C. Analytics Zone (Gold Layer)

Purpose: To hold aggregated, use-case-specific data for ML and BI.
Implementation: Spark jobs read from the Curated Zone and perform complex joins, aggregations, and feature engineering to create high-value datasets. These final datasets are also stored as Delta tables.
Features:
- Optimized for Analytics: Delta tables support Z-ordering and partitioning to co-locate related data, dramatically speeding up queries.
- Simplified Pipelines: You can build a robust, multi-stage pipeline using a series of MERGE and INSERT statements, simplifying the code and making it more reliable.
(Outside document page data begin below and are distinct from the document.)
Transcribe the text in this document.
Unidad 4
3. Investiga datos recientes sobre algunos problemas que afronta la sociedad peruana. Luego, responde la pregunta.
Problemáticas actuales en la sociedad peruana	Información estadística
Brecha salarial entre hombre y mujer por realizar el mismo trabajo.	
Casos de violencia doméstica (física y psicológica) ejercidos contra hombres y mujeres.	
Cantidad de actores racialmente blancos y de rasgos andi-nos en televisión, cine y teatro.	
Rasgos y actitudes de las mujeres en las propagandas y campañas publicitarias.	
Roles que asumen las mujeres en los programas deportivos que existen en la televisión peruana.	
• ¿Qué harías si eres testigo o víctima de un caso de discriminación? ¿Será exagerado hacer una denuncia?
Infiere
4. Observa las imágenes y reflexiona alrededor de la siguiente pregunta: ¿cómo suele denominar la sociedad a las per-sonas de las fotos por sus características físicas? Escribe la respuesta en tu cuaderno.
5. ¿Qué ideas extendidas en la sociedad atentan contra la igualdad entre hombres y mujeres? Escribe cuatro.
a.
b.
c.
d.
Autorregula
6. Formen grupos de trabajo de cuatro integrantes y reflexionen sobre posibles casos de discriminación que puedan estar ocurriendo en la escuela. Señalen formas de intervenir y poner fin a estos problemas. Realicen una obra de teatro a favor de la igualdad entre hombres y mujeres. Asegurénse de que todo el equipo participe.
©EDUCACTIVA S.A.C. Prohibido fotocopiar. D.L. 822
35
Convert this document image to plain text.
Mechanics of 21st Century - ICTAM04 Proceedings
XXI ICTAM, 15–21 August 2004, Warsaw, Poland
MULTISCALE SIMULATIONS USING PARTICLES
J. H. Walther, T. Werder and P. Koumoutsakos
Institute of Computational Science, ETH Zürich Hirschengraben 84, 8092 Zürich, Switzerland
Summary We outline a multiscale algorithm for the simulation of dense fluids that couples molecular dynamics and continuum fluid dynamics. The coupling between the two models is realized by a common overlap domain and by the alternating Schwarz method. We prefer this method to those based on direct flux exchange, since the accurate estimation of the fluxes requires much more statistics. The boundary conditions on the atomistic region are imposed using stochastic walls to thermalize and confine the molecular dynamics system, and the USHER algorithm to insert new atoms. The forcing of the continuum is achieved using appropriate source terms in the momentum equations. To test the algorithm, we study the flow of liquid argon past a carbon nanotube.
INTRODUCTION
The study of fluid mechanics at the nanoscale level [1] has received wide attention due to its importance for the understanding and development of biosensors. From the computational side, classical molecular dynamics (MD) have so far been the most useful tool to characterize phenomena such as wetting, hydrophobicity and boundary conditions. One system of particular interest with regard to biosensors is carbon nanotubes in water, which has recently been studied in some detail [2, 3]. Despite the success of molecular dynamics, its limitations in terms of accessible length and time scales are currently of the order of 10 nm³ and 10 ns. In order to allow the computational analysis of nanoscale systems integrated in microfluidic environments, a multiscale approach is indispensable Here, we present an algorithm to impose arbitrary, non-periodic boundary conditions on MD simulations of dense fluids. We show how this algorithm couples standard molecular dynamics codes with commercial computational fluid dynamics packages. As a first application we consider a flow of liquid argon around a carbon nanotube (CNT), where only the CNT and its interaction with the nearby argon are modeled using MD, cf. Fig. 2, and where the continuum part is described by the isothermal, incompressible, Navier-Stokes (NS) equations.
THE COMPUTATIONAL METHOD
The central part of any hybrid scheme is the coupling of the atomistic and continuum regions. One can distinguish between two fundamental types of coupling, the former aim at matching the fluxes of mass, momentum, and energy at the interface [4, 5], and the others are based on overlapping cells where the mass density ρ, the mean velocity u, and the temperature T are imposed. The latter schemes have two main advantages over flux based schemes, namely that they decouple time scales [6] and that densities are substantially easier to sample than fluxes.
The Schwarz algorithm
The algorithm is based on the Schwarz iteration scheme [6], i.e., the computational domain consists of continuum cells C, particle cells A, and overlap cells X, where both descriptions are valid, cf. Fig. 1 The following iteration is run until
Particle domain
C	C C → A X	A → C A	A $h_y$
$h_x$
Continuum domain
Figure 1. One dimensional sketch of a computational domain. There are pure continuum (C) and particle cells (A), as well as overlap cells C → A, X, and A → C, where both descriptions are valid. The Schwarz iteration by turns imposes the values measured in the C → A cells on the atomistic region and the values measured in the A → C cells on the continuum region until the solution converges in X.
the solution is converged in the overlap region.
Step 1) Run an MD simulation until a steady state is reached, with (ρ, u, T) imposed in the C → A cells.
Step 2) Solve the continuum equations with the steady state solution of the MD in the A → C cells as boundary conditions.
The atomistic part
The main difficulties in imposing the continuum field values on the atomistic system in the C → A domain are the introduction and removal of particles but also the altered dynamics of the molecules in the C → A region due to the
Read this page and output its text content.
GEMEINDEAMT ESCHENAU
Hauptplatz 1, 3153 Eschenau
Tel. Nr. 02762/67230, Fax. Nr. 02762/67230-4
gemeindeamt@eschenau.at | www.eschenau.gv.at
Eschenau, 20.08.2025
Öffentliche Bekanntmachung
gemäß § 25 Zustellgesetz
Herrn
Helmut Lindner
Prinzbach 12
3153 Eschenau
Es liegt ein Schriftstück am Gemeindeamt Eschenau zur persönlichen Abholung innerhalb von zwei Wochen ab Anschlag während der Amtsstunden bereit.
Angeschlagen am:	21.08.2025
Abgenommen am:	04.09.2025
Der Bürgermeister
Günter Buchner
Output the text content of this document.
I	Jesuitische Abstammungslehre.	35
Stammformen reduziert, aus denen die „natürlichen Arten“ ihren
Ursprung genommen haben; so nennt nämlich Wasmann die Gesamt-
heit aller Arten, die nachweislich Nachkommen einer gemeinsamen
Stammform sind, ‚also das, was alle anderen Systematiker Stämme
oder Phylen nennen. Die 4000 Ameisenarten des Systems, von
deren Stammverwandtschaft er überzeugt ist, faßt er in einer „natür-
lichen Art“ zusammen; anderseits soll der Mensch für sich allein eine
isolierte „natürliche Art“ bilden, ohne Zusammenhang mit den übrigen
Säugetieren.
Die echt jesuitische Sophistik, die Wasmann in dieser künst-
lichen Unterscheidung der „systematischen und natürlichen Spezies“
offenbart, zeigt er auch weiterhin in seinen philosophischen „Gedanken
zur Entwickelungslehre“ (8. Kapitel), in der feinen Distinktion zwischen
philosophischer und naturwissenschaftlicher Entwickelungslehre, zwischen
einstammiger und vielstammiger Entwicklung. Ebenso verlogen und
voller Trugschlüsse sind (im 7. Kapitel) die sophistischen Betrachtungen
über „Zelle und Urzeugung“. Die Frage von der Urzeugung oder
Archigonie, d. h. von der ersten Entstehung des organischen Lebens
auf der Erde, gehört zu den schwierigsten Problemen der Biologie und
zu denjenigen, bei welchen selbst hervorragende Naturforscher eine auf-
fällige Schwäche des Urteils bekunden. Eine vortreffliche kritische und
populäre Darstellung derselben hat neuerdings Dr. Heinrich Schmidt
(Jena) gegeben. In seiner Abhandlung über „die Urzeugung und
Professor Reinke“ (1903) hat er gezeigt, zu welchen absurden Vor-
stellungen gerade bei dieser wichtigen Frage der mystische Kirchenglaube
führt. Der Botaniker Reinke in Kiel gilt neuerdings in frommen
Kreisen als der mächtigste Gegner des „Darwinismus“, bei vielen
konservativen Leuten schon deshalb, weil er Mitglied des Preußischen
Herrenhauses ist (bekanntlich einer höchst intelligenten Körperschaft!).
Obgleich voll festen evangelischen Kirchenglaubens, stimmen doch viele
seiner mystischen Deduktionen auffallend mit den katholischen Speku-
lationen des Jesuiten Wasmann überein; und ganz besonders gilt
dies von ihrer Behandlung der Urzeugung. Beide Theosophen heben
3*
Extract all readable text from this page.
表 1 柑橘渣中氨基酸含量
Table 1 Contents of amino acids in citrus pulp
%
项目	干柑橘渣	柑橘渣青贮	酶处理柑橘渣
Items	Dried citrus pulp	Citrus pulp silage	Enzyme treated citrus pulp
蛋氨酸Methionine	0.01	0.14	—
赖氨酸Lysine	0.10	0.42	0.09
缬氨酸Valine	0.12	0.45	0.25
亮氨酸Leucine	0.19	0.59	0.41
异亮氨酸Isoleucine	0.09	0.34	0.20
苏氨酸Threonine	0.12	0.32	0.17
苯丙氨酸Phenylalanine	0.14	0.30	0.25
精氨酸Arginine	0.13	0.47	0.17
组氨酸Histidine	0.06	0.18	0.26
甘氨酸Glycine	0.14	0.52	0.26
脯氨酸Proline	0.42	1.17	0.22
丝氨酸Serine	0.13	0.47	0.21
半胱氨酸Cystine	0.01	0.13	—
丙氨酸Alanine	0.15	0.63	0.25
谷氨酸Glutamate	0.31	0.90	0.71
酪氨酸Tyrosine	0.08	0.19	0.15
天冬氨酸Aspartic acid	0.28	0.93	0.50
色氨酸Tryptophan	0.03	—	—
3. Data Governance with Delta Lake

ACID Transactions: Delta Lake's transactional log guarantees that multiple write operations on the same table won't conflict, even with concurrent writes. This ensures data consistency and integrity.
Data Lineage and Auditing: Every transaction is logged in a detailed file. This provides a full audit trail of who changed what, when, and with what data, making it easy to trace data lineage.
Schema Evolution: Delta Lake provides a simple way to evolve schemas. If you need to add a new column, you can use the schema.evolution option in your Spark write operations, and Delta will automatically handle the change without breaking downstream queries.
Data Quality Monitoring: You can set up scheduled Spark jobs that query the Delta tables to continuously monitor for data quality metrics, such as null values, value ranges, and unexpected data patterns.